China stops international adoptions, leaving hundreds of children, families in heartbreak

The Chinese Foreign Ministry abruptly announced that the country will no longer allow foreign adoption of Chinese children, as Communist China continues to isolate itself from the West.

“Apart…

The Chinese Foreign Ministry abruptly announced that the country will no longer allow foreign adoption of Chinese children, as Communist China continues to isolate itself from the West.

“Apart from the adoption of a child or stepchild of blood relatives of the same generation who are within three generations of foreigners coming to China to adopt, China will not send children abroad for adoption,” said Foreign Ministry Spokeswoman Mao Ning, according to Reuters.

Mao expressed appreciation to the families who have been willing to give Chinese orphans a home for the “good intention and the love and kindness they have shown.”

But the rapid policy change has broken the hearts of some families who have been waiting on adoption of specific children since before COVID-19.

“We want answers,” Laurie Carey from Birmingham, Alabama told NPR. “We wonder what the kids who had pictures of us and videos of us – do they think, ‘Oh I’ve been abandoned again?’”

Carey said that she and her husband were matched with a 3-year-old boy in July 2020, but since then have been kept in the dark by Beijing’s Communist regime. 

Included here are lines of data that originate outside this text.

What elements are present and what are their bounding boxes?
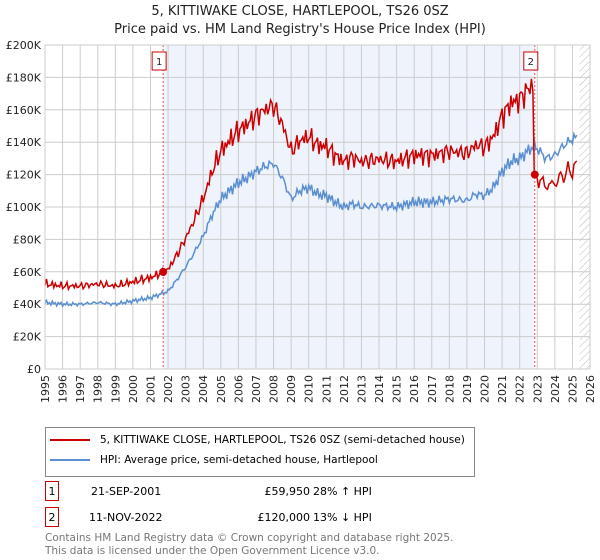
sale-badge: 1 [45,481,59,501]
sale-price: £120,000 [257,510,311,524]
x-tick-label: 2008 [268,375,281,403]
x-tick-label: 2009 [285,375,298,403]
x-tick-label: 2023 [531,375,544,403]
hpi-series-line [44,131,578,308]
x-tick-label: 2004 [197,375,210,403]
x-tick-label: 2026 [584,375,597,403]
red-line-swatch [50,439,90,441]
x-tick-label: 2001 [144,375,157,403]
legend-property-label: 5, KITTIWAKE CLOSE, HARTLEPOOL, TS26 0SZ… [100,434,465,446]
x-tick-label: 2003 [180,375,193,403]
sale-row-1: 1 21-SEP-2001 £59,950 28% ↑ HPI [45,481,372,501]
x-tick-label: 2022 [514,375,527,403]
y-tick-label: £80K [13,233,42,246]
x-tick-label: 2015 [391,375,404,403]
y-tick-label: £120K [6,169,42,182]
y-tick-label: £60K [13,266,42,279]
sale-row-2: 2 11-NOV-2022 £120,000 13% ↓ HPI [45,507,372,527]
x-tick-label: 1996 [57,375,70,403]
x-tick-label: 2000 [127,375,140,403]
x-tick-label: 2007 [250,375,263,403]
x-tick-label: 2012 [338,375,351,403]
chart-legend: 5, KITTIWAKE CLOSE, HARTLEPOOL, TS26 0SZ… [45,427,475,477]
y-tick-label: £140K [6,136,42,149]
price-chart: 1995 1996 1997 1998 1999 2000 2001 2002 2003 2004… [6,39,597,403]
x-tick-label: 2010 [303,375,316,403]
x-tick-label: 2025 [566,375,579,403]
x-tick-label: 1997 [74,375,87,403]
sale-marker-label: 1 [156,57,162,68]
sale-point [530,170,539,179]
sale-marker-label: 2 [528,57,534,68]
x-tick-label: 1998 [92,375,105,403]
plot-border [44,44,591,370]
legend-hpi-label: HPI: Average price, semi-detached house,… [100,454,378,466]
x-tick-label: 1995 [39,375,52,403]
x-tick-label: 2013 [355,375,368,403]
x-tick-label: 2017 [426,375,439,403]
x-tick-label: 2018 [443,375,456,403]
x-tick-label: 1999 [109,375,122,403]
y-tick-label: £180K [6,71,42,84]
sale-marker-badge [151,51,167,71]
blue-line-swatch [50,459,90,461]
x-tick-label: 2021 [496,375,509,403]
footer-line-1: Contains HM Land Registry data © Crown c… [45,532,454,544]
y-tick-label: £40K [13,298,42,311]
chart-title: 5, KITTIWAKE CLOSE, HARTLEPOOL, TS26 0SZ [151,4,449,19]
sale-hpi-diff: 13% ↓ HPI [313,510,372,524]
y-tick-label: £20K [13,331,42,344]
sale-point [159,267,168,276]
x-tick-label: 2005 [215,375,228,403]
x-tick-label: 2016 [408,375,421,403]
chart-subtitle: Price paid vs. HM Land Registry's House … [114,22,486,37]
y-tick-label: £200K [6,39,42,52]
property-series-line [44,78,578,292]
x-tick-label: 2006 [232,375,245,403]
x-tick-label: 2002 [162,375,175,403]
x-tick-label: 2019 [461,375,474,403]
x-tick-label: 2020 [479,375,492,403]
sale-price: £59,950 [264,484,311,498]
y-tick-label: £160K [6,104,42,117]
y-tick-label: £0 [27,363,41,376]
sale-date: 21-SEP-2001 [91,484,162,498]
y-tick-label: £100K [6,201,42,214]
sale-badge: 2 [45,507,59,527]
sale-date: 11-NOV-2022 [89,510,163,524]
x-tick-label: 2024 [549,375,562,403]
x-tick-label: 2011 [320,375,333,403]
sale-marker-badge [523,51,539,71]
footer-line-2: This data is licensed under the Open Gov… [45,545,380,557]
sale-hpi-diff: 28% ↑ HPI [313,484,372,498]
x-tick-label: 2014 [373,375,386,403]
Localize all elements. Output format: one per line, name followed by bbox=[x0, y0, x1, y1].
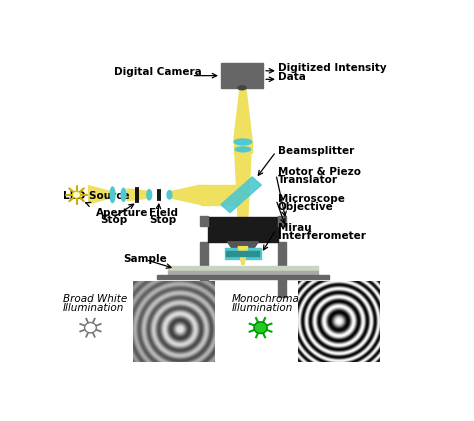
Ellipse shape bbox=[73, 191, 81, 198]
Text: Stop: Stop bbox=[149, 216, 176, 225]
Polygon shape bbox=[235, 153, 251, 218]
Text: Digital Camera: Digital Camera bbox=[114, 67, 202, 77]
Text: Translator: Translator bbox=[278, 175, 338, 185]
FancyBboxPatch shape bbox=[278, 242, 286, 297]
Text: Illumination: Illumination bbox=[63, 303, 124, 312]
FancyBboxPatch shape bbox=[168, 266, 318, 271]
Text: Beamsplitter: Beamsplitter bbox=[278, 146, 354, 156]
Ellipse shape bbox=[147, 189, 152, 200]
FancyBboxPatch shape bbox=[221, 64, 263, 88]
FancyBboxPatch shape bbox=[278, 216, 286, 226]
Ellipse shape bbox=[234, 139, 252, 145]
Ellipse shape bbox=[238, 86, 246, 90]
Ellipse shape bbox=[110, 187, 115, 203]
Text: Motor & Piezo: Motor & Piezo bbox=[278, 167, 361, 177]
Text: LED Source: LED Source bbox=[63, 191, 129, 201]
Ellipse shape bbox=[254, 322, 267, 333]
Text: Aperture: Aperture bbox=[96, 208, 148, 218]
FancyBboxPatch shape bbox=[200, 216, 208, 226]
FancyBboxPatch shape bbox=[200, 242, 208, 297]
Ellipse shape bbox=[121, 188, 126, 201]
Ellipse shape bbox=[235, 147, 251, 152]
Text: Broad White: Broad White bbox=[63, 294, 127, 304]
Text: Mirau: Mirau bbox=[278, 223, 311, 233]
Text: Microscope: Microscope bbox=[278, 194, 345, 204]
Polygon shape bbox=[228, 242, 258, 248]
Polygon shape bbox=[127, 189, 149, 201]
Polygon shape bbox=[238, 247, 248, 264]
FancyBboxPatch shape bbox=[208, 218, 278, 242]
FancyBboxPatch shape bbox=[156, 275, 329, 280]
Text: Stop: Stop bbox=[100, 216, 128, 225]
Text: Objective: Objective bbox=[278, 202, 334, 212]
Polygon shape bbox=[171, 185, 201, 205]
Polygon shape bbox=[221, 177, 261, 213]
Polygon shape bbox=[234, 141, 252, 153]
Polygon shape bbox=[201, 185, 236, 205]
Text: Interferometer: Interferometer bbox=[278, 231, 366, 241]
Text: Sample: Sample bbox=[124, 253, 167, 264]
Text: Field: Field bbox=[149, 208, 178, 218]
Text: Monochromatic: Monochromatic bbox=[232, 294, 312, 304]
FancyBboxPatch shape bbox=[227, 251, 259, 256]
Ellipse shape bbox=[167, 191, 172, 199]
FancyBboxPatch shape bbox=[168, 271, 318, 275]
Polygon shape bbox=[89, 186, 112, 204]
FancyBboxPatch shape bbox=[225, 248, 261, 258]
Text: Illumination: Illumination bbox=[232, 303, 293, 312]
Ellipse shape bbox=[84, 322, 96, 333]
Text: Digitized Intensity: Digitized Intensity bbox=[278, 63, 386, 73]
Text: Data: Data bbox=[278, 72, 306, 82]
Polygon shape bbox=[234, 88, 252, 141]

“‘Just be patient’ is what we were told for four years, ‘just be patient,’ which is hard when you have a child on the other side of the world and your whole life is kind of wrapped up in this,” she told NPR.  

Karla Thrasher, senior director of international adoptions at Lifeline Children’s Services based in Birmingham, said that just in their center alone there are 48 families waiting on adoptions that were matched before the COVID-19 pandemic swept the world.  

“They were definitely in shock. This came very suddenly,” Thrasher told the Baptist Press about adopter family reactions. “We actually had thought things were moving in a more positive direction over the past couple of weeks, and then received this email out of the blue regarding China no longer carrying out the foreign adoptions.”  

The Taipei Times reports that the U.S. State Department is seeking clarification from Beijing about the status of adoptions currently in progress.  

But in a phone call with U.S. diplomats, China said that the termination of the program applies to all cases outside the exceptions for blood relatives noted in the policy statement, according to the Taiwan news outlet.  

Over 120,000 children, mostly girls, have been adopted overseas from China, including 82,674 sent to the U.S. since China adopted a strict one-child policy in 1992.  

In Chinese culture, male babies are more highly prized for their future earning power and their ability to take care of the central family with commercial patronage.  

Families having a female baby during the one-child era often flouted the law and sent small daughters to live with relatives or strangers as orphaned cousins or sent them outright to state orphanages. 

One woman, who requested anonymity, told The Lion about how she lived in a remote village, far from her parents for 20 years, never able to talk with anyone about her parents, who had more than three children. 

She lived in constant fear until the one-child policy was stopped in 2015 that she would be caught, and her family would be sent to a labor camp. 

While the Chinese government will likely never explain why they decided at this time to stop overseas adoptions, China is facing a severe population collapse that has witnessed the population decline for the second year in a row, according to Reuters.  

The contraction is part of a worldwide population collapse, as previously reported by The Lion. 

A forecast by the United Nations has the country’s population “set to fall from 1.426 billion in 2022 to 1.313 billion in 2050 and drop below 800 million by 2100,” said the Center for Strategic and International Studies. 

But for Thrasher, at Lifeline Children’s Services, and for others trying to adopt kids who need homes, the most important numbers are much smaller. 

“Several of these families had actually met their children and spent time with them through a program that we have where we host children here in the United States,” Thrasher said, according to Christianity Today. “Several of these children had been a part of that hosting program where they had come to the U.S., actually spent time in the family’s home, so these families knew these children.” 

The results for some kids will be devastating, said one would-be mother, Aimee Welch from Louisville, Kentucky, who was weeks away from meeting her new daughter in China, when COVID-19 hit. 

“It’s a closed door with no closure,” she told NPR. “And to think about this little girl, we promised to come for her. As a 6-year-old, how could she process the reason why we weren’t coming when we said we could.”